In response, six U.S. senators introduced the Semper Fi Act of 2008 in Congress to take away $2.3 million appropriated for Berkeley, for a lunch program and a project at the university, and to give the money to the Marines. Locally, Assemblyman Guy Houston (R., 15th) submitted a bill in the state capitol to strip Berkeley of $3.3 million in transportation dollars "for recent actions against the U.S. Marine Corps in the city of Berkeley."
Other items on the agenda at that Berkeley meeting demanded Bridgestone take responsibility for it workers' standard of living in Liberia; called for the U.S. to terminate military assistance to the Colombian Army; and asked the governor to demand that Congress take steps to withdraw state National Guard troopers from Iraq. The council also handles the regular business of running a city, but these types of items earn Berkeley its reputation.
Houston said the special allowances for Code Pink to make it easier to harass and annoy the Marine recruiters were a violation of the public trust. "The city of Berkeley needs to be held accountable for that," he said.
But is there really a chance that these bills would pass? Or were the politicians merely grandstanding? Do these elected officials really want to interfere with food programs or the university? Or not maintain the roads in Berkeley that benefit all of us?

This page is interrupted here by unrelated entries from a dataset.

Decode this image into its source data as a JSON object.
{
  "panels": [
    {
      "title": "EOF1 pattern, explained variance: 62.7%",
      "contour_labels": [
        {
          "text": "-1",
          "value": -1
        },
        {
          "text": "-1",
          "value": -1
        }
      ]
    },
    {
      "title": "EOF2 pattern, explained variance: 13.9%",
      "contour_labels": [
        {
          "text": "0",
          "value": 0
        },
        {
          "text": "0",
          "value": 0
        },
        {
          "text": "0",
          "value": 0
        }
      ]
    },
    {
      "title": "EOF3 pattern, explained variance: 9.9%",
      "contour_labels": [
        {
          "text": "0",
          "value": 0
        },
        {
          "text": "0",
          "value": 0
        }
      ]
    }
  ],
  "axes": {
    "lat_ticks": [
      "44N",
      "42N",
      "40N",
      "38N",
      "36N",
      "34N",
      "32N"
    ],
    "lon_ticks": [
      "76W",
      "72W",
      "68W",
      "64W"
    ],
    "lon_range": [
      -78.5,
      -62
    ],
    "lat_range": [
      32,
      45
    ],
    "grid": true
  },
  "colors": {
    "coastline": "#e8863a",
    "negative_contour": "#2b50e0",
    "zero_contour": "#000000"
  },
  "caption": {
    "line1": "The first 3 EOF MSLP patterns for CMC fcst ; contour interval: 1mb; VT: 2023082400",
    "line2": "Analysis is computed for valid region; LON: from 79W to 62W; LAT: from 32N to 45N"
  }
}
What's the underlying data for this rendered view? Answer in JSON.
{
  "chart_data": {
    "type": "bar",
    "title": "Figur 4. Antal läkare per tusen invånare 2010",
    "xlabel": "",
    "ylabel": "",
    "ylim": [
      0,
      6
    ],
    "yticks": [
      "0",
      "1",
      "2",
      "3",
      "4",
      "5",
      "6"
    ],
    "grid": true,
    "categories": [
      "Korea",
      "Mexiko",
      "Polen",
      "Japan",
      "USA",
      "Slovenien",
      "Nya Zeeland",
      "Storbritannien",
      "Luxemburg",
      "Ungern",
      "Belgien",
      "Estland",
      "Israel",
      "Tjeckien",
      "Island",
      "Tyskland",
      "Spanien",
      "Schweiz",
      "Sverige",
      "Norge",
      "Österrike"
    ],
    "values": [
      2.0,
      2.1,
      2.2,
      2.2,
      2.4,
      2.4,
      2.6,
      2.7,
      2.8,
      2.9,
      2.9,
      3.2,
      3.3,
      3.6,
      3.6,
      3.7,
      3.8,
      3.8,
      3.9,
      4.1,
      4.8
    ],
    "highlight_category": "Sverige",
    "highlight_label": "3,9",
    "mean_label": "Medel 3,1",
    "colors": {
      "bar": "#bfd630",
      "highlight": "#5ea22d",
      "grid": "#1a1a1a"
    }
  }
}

We can each speak with our pocketbooks by boycotting Berkeley businesses if we so desire or write to the council members to express our concern. Tuesday night's meeting drew a large number of passionately interested citizens. Apparently the outcry from the public did cause the Berkeley council to reconsider its actions this week. We don't need leaders grabbing the mike to propose cuts in funding that has been allotted for sound reasons.